Noi vorremmo disperatamente poterci sentire completi ignorando quanto siamo assoluti e unilaterali per natura (in quanto in comunione con il divino e sua diretta estensione).
La grandezza e il vero scopo della nostra ricerca su questa terra deve poter perseguire un cammino in grado di sensibilizzarci. Possiamo muoverci per capire quanto siamo noi per primi ad avere il potere di rendere un momento infinito e incarnarlo.
Sta tutto lì il gioco. Sentirsi parte di una unica grande realtà che prescinde dal caso e da quel che comunque saremo costretti a subire.

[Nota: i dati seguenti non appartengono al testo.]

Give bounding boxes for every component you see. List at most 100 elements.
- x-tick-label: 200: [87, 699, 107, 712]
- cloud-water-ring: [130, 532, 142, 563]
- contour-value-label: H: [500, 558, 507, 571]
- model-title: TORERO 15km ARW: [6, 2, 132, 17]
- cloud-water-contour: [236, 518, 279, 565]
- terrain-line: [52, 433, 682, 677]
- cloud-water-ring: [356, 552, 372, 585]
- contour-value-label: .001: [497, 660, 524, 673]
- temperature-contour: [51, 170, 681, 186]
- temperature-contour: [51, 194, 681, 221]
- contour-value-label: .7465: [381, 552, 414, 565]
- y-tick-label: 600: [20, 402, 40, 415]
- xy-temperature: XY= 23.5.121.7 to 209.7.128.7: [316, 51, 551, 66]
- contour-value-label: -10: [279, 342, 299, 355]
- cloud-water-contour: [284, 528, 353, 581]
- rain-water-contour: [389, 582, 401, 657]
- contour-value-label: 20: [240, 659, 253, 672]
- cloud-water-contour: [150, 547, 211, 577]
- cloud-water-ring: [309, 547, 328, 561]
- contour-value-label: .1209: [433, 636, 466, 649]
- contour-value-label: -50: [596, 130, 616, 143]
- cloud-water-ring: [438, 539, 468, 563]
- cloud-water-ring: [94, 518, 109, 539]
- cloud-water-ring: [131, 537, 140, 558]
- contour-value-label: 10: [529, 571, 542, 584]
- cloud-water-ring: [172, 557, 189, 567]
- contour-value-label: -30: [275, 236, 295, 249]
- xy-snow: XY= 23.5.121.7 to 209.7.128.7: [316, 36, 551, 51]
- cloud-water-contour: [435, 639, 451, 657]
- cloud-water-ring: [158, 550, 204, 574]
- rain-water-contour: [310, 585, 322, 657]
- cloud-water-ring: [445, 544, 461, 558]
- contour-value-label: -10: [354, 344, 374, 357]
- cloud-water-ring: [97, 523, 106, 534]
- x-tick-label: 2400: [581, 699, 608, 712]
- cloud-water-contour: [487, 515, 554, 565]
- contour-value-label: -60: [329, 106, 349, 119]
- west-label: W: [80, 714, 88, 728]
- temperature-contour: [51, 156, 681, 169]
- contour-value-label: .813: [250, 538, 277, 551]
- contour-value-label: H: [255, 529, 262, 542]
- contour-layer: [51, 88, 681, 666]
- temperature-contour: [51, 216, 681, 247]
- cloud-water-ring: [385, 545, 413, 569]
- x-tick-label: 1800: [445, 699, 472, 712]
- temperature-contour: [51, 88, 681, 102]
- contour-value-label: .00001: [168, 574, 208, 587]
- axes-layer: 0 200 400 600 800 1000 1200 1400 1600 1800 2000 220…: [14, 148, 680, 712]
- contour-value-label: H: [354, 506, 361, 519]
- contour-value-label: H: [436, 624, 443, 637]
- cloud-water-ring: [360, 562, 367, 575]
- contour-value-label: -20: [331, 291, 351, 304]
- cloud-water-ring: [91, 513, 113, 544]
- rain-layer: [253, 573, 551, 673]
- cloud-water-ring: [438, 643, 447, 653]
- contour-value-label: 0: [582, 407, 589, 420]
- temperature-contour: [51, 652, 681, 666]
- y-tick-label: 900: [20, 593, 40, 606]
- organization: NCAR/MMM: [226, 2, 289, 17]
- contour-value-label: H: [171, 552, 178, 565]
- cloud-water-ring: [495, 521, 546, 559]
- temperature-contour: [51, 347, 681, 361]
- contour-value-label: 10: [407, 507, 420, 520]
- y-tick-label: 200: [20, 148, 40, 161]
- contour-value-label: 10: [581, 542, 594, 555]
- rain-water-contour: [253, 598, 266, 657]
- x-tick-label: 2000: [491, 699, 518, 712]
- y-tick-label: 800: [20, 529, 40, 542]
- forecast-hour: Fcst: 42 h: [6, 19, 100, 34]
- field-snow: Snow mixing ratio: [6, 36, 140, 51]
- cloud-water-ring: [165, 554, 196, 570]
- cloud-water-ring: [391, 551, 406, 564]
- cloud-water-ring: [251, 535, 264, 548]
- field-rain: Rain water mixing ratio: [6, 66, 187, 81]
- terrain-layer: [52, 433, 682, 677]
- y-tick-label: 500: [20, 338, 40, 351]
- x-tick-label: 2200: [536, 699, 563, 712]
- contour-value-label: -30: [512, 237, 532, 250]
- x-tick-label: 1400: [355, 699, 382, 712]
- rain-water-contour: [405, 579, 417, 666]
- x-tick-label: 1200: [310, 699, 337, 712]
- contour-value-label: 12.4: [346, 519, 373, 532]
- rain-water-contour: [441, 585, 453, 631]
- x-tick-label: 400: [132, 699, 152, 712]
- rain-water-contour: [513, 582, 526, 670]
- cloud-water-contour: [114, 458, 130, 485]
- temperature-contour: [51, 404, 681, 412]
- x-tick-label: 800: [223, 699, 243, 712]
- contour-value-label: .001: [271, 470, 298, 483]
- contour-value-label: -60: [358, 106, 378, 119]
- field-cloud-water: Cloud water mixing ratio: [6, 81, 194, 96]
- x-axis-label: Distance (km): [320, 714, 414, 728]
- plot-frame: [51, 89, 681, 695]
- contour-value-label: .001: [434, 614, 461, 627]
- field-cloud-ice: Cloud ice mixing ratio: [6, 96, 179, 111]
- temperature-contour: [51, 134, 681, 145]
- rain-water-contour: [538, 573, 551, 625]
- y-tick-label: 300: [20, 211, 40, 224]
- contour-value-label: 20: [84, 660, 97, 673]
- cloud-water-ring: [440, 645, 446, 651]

La nostra speranza, quella che ci porta avanti e ci fa credere nella possibilità di una rinascita, trova forza e vigore nel sentirci davvero l’assoluto. A quel punto, per esempio durante il momento della preghiera, tutto potrebbe essere molto più rincuorante e rasserenante.
Ma non rischiamo di cadere nelle trame del fittizio…saranno pochi, pochissimi i momenti in cui riusciremo a sentire di aver compreso tutto questo e di poterci liberare dalla gabbia della possessione/depressione. Istanti, brividi di freddo…e per il momento dovremmo accontentarci di questo.
Credo sia opportuno considerare che per la maggior parte del tempo, vivremo questo dolore incarnato che riempie le ossa. Il desiderio di qualcosa ci offusca la mente e ci rende così deboli, fragili e poco decisi.
Credo però, per concludere, che sia già un primo passo rasserenante scoprire che una piccola possibilità di ribellione e di distruzione delle gabbie per giungere alla pace ci sia. Anzi esiste; e se proprio dovessimo ricercare qualcosa nella vita, porre questo insegnamento come meta da raggiungere sarà la più soddisfacente cui potremmo tendere per il bene di noi stessi.
Il vuoto sa di silenzio desiderabile da quando il Metodo e l’accompagnamento in Dp mi aiutano ad avvicinarmi ad esso e a starci dentro.
Prima la paura mi allontanava dal dolore del vuoto e la mente creava illusorie distanze colme di pensieri sbagliati.
Ora sento nel mio dolore e nel dolore dell’essere umano lo struggimento dell’anima, il richiamo nell’ordine creativo, l’anima si sente creatura che fiorisce nel suo continuo rapporto con la creazione.
Abbiamo bisogno di forme, di linguaggi per crescere ed evolvere, ma siamo chiamati anche a lasciarci consumare nella forma che finisce di noi stessi e a lasciarci riplasmare.
Nelle pratiche lo sperimentiamo: lasciamo affiorare e fluire tutto il rumore di superficie, lasciamo uscire il pianto e il grido racchiusi nel cuore e ci poniamo in ascolto della parola che ci abita, ci consola, ci benedice, ci rigenera.
Allora il dolore di essere consumati nella vecchia forma dell’Io arriva a prendere un buon sapore perchè ci sentiamo portare nella Luce, nella Verità che ci libera da ogni separazione.
Grazie cara Daria e arrivederci a Trevi, Giuliana
Sono d’ accordo con le tue conclusioni, cara Daria, quando scrivi che “sia già un primo passo rasserenante scoprire che una piccola possibilità di ribellione e di distruzione delle gabbie per giungere alla pace ci sia”.
E’ un lavoro quotidiano di destrutturazione per guadagnare terreno giorno dopo giorno, centimetro dopo centimetro, in vista della salvezza…un po’ come nel discorso finale di Al Pacino nel film “Ogni maledetta domenica” quando incita la sua squadra a uscire dall’ ‘inferno’ in cui si trova per aprirsi la strada verso la luce “…possiamo scalare le pareti dell’ inferno un centimetro alla volta…la vita/vera/ è un gioco di centimetri…i centimetri che ci servono sono dappertutto, sono intorno a noi…sappiamo che quando andremo a sommare tutti quei centimetri, il totale allora farà la differenza fra la vittoria e la sconfitta, la differenza fra vivere e morire…è colui il quale è disposto a morire che guadagnerà un centimetro…e io so che se potrò avere un’ esistenza appagante sarà perché sono ancora disposto a battermi e a morire per quel centimetro!!!
Un lavoro che in realtà è un far emergere, un far nascere e aiutare a nascere (come ci ricorda magnificamente Hetty Hillesum) oltre quel “dolore incarnato che riempie le ossa”.